Hi all, the question seems like a simple question, but it has thrown me for a long time. I have a loop in which I loop through an element of the map list and I need to add the current item to the new list.
For a better understanding, here is a simpler example:
current_list = []
for x <- 1..10 do
current_list = [x | current_list]
end
I expect to get [1,2,3,4,5,6,7,8,9,10] in current_list, but got []
What am I doing wrong? Thanks in advance!
The current_list inside the for-loop is not the same variable as the current_list outside the for-loop. Actually, the current_list inside each loop is different.
I bet you’ve heard that in Elixir, everything is immutable, which means if a list is empty, it stays empty for the rest of its life.

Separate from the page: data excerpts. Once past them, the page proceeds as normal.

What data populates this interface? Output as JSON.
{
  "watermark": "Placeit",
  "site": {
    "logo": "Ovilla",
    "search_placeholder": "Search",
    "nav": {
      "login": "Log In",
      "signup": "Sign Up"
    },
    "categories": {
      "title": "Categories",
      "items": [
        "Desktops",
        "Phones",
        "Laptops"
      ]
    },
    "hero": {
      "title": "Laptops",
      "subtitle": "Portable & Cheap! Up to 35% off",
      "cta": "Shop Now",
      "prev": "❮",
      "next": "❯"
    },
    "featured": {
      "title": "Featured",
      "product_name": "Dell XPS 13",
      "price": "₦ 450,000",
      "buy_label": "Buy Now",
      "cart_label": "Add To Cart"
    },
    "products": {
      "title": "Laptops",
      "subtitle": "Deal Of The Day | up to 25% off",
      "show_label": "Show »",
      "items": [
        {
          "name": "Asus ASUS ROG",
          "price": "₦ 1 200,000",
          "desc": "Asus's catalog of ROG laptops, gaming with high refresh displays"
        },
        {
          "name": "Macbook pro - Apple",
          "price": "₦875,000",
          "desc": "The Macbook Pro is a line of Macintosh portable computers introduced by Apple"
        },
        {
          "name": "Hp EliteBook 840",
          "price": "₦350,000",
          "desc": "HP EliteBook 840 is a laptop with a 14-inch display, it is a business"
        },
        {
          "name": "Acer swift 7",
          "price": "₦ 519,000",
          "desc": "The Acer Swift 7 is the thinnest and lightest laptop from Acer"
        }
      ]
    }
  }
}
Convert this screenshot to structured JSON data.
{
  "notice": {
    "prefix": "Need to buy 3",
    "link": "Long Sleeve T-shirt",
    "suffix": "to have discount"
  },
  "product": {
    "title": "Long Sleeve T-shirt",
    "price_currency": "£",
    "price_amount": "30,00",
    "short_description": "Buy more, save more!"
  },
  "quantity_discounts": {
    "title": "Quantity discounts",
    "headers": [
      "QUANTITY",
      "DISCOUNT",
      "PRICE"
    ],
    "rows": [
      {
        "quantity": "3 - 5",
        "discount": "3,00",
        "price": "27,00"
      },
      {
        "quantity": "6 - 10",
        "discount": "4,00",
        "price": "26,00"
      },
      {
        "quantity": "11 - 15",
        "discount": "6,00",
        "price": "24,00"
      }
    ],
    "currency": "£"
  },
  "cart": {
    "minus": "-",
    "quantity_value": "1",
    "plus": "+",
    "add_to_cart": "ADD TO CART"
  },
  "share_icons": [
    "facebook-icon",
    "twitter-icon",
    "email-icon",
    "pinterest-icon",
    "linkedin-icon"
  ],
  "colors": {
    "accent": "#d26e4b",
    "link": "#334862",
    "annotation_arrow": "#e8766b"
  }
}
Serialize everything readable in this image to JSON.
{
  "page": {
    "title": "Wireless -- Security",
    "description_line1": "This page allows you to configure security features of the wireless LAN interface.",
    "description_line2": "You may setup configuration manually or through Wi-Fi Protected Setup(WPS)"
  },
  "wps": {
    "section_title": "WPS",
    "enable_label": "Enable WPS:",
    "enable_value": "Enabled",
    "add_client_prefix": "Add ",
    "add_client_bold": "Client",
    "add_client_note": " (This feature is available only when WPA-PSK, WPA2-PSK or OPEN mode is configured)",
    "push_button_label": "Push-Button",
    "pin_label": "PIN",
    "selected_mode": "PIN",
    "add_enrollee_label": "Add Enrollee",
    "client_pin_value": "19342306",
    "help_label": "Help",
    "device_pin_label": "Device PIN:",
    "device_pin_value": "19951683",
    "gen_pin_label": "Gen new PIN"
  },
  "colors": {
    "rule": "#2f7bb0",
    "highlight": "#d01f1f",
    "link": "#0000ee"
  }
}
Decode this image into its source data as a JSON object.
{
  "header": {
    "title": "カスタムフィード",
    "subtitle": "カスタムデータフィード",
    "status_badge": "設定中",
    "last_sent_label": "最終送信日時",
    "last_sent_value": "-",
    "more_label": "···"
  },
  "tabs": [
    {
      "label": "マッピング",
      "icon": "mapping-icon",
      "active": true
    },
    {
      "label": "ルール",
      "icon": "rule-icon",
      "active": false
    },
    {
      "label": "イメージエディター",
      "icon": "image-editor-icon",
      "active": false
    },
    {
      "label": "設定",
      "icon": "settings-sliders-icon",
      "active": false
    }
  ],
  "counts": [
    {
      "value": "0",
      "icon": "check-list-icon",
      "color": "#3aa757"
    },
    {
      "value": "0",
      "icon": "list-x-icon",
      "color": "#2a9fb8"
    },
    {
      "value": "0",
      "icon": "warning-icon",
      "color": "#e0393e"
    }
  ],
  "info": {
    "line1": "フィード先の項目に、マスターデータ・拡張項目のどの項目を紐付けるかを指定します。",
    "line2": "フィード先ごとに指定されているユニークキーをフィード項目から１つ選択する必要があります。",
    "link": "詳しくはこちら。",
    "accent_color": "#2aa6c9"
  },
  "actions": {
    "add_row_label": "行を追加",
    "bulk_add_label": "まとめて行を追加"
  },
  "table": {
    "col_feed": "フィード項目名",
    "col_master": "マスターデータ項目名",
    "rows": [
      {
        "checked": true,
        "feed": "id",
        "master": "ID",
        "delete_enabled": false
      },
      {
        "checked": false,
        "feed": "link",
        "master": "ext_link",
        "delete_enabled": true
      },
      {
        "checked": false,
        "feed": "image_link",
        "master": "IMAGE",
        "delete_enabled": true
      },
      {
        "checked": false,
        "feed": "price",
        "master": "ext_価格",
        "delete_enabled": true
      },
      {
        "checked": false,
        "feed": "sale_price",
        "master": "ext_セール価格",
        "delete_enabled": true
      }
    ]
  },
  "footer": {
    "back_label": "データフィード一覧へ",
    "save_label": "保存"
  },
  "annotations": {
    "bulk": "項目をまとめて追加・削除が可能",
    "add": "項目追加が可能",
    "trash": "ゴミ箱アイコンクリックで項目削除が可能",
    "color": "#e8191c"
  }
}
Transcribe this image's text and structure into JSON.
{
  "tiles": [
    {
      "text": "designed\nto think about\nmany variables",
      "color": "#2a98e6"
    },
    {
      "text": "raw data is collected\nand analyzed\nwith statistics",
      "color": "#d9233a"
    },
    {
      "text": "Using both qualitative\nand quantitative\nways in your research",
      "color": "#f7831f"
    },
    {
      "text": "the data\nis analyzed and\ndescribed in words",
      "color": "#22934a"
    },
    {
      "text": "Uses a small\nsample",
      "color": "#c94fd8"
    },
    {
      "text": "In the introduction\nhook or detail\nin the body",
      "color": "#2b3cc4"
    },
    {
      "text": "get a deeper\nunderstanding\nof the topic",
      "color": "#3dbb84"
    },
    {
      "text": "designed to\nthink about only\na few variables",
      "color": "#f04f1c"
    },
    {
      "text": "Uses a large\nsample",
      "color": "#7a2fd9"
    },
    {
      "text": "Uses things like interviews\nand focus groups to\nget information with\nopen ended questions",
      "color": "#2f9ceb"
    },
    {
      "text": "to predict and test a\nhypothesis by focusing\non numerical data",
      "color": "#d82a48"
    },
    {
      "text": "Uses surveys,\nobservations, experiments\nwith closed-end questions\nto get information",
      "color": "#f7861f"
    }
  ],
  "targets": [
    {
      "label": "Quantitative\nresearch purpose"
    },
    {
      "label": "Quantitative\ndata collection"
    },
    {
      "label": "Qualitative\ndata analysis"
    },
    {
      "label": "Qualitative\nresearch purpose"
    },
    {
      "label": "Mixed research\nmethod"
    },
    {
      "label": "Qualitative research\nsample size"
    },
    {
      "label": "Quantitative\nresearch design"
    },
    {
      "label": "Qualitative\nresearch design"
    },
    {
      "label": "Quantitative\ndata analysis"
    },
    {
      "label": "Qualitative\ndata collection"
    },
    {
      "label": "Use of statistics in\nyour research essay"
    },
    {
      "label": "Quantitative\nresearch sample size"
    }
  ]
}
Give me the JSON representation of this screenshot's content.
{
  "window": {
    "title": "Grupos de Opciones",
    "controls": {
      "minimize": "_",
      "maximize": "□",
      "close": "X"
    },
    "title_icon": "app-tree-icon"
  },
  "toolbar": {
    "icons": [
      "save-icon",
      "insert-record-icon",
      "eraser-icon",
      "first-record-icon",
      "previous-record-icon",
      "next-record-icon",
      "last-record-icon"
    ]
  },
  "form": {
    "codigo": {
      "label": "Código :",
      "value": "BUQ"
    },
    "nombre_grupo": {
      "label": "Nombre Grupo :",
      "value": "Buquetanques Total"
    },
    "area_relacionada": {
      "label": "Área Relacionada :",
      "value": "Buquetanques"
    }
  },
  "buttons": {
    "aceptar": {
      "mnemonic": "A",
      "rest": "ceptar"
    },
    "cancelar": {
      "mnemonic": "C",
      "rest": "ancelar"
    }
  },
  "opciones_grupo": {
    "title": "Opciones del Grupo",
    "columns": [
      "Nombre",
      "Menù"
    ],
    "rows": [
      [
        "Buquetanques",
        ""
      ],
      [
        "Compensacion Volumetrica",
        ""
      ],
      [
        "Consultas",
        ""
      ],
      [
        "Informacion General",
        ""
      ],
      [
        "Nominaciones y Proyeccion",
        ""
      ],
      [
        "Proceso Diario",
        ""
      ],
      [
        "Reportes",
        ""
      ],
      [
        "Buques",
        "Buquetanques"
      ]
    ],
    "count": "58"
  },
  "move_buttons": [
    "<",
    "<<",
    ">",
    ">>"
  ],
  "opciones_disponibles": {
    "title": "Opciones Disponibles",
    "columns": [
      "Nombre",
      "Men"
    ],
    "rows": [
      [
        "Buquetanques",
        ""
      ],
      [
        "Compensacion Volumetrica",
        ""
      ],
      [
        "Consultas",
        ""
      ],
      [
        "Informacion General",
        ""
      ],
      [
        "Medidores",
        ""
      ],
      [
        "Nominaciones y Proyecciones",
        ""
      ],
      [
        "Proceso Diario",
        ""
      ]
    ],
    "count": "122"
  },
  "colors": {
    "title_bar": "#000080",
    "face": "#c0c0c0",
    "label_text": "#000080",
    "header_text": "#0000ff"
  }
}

You can’t stuff things into it, or remove things from it, or change any of its elements.
So, the correct way is:
current_list = []
current_list =
for x <- 1..10, reduce: current_list do
acc -> [x | acc]
end
IMHO, newbies should stay away from if, for or with until being comfortable with functional style programming. They are only syntactical sugar to make things shorter; they don’t provide any vital functionalities.
IDK, if is such a common core construct it feels like it would be off-putting to try to learn a lang where that was discouraged. In fact I’d say it’s the ideal candidate from which to learn this functional scoping lesson!
Right! The combination of lexical scoping, expression return values, resulting in do/end variables being local and needing to assign out of them, is what’s the useful take-away.
I think if is great lesson in this, because
newcomers will often reach for it early
trying to re-assign something out of scope (which is commonly possible in other lexically scoped languages; that’s kind of what I meant by “functional” lexical scoping)
possibly discover after the assigning-result refactor that if they want the fallback case to be non-null, they also can return out of else
which sets them up for success when the conditional branching becomes more comples and they needbti reach for case; they will have acquired the understanding they need to succeed
I suppose the compiler could warn on reassignment of shadowed variables. There are legitimate use-cases for it though, especially in more involved conditional bodies. Especially in reduces!
That’s true. I suppose the way to capture the anti-shadowing sentiment that this is bad practice would be:
def transform(results) do
results = if some_check(results) do
results = Enum.map(&something) #warning: variable used in inner scope shadows outer scope
use_and_return_interim_results(results)
else
[]
end
use_and_return_ulitimate_results(results)
end
Piping or renaming the variable would fix.
I don’t actually care much for this. It feels like such a warning should exist at the Credo level rather than the compiler, anyways.